Il y a mille raisons de se mettre en grève, que l’on soit étudiant, chercheur ou universitaire, titulaire ou précaire. Dans ce billet, nous en détaillons deux qui ont trait au système de recherche et d’enseignement supérieur. Par ailleurs, nous vous invitons à prendre connaissance du simulateur produit par le Conseil d’Orientation des Retraites (COR) pour mesurer à quel point le projet gouvernemental représente une spoliation de l’intérêt général :
https://www.cor-retraites.fr/simulateur/
La fin programmée du CNRS et ses effets délétères sur le service public d’enseignement supérieur et de recherche
Opérateur de recherche. Agence de moyens. Agence de programmes. De quoi parle-t-on ?

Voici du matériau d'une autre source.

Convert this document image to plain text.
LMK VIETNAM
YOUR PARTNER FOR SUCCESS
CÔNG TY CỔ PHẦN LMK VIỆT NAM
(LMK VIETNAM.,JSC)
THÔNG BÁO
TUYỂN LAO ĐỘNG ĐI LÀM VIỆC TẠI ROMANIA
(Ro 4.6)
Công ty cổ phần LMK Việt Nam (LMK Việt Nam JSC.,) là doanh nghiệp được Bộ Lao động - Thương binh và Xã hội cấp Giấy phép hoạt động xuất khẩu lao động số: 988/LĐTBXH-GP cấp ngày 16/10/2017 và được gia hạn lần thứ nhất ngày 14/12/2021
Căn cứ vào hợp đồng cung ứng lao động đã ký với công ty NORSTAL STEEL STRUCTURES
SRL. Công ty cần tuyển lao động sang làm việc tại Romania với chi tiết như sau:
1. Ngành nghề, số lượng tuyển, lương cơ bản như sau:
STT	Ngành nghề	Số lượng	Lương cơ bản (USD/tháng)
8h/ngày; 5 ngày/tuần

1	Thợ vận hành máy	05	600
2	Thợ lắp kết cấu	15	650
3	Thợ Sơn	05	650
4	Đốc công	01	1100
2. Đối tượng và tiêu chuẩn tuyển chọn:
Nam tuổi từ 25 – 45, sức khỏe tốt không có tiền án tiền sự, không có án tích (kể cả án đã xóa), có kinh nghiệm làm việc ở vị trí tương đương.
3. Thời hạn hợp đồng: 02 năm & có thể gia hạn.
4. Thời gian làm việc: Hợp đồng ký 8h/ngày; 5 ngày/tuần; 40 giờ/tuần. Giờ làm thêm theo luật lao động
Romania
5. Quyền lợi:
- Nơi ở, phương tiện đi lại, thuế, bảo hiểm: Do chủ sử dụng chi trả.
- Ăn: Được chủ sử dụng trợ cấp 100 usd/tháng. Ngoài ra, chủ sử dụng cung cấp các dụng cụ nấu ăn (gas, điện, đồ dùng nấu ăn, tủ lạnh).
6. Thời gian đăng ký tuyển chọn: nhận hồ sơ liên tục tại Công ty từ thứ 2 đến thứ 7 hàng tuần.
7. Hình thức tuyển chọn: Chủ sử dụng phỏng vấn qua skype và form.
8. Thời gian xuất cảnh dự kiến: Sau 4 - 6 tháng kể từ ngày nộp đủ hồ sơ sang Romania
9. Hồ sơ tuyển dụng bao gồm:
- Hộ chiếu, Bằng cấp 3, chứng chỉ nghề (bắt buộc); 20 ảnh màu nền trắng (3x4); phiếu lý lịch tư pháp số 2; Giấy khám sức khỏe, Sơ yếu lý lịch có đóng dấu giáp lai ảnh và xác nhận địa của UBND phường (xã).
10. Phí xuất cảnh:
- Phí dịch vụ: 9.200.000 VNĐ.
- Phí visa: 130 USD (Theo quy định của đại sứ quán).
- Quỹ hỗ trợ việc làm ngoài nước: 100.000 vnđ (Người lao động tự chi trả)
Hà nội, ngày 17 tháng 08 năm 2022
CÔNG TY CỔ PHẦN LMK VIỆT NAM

Un opérateur de recherche emploie des chercheurs et chercheuses, gère des laboratoires et leur alloue des moyens pour produire, critiquer et conserver les savoirs. C’est une institution qui organise une communauté de savants, animée par son mouvement propre de questionnement endogène, qui crée le savoir comme un commun de la connaissance, qu’aucun intérêt particulier ou privé ne peut s’approprier. Les disciplines s’y articulent comme autant de manières d’aborder la compréhension du monde. Cette recherche désintéressée de vérités irréductibles à toute dimension utilitaire suppose l’autonomie des chercheurs vis-à-vis des pouvoirs politiques, économiques et religieux. L’autonomie suppose, en sus de la liberté de recherche; une liberté d’organisation fondée sur la collégialité — donc une absence de bureaucratie. En retour le monde scientifique s’engage à dire le vrai sur le monde en toute indépendance mais aussi à être un moteur de réflexivité et un réservoir de solutions latentes pour les problèmes que la société doit affronter. Le principe d’autonomie se redouble d’un principe de responsabilité devant la société.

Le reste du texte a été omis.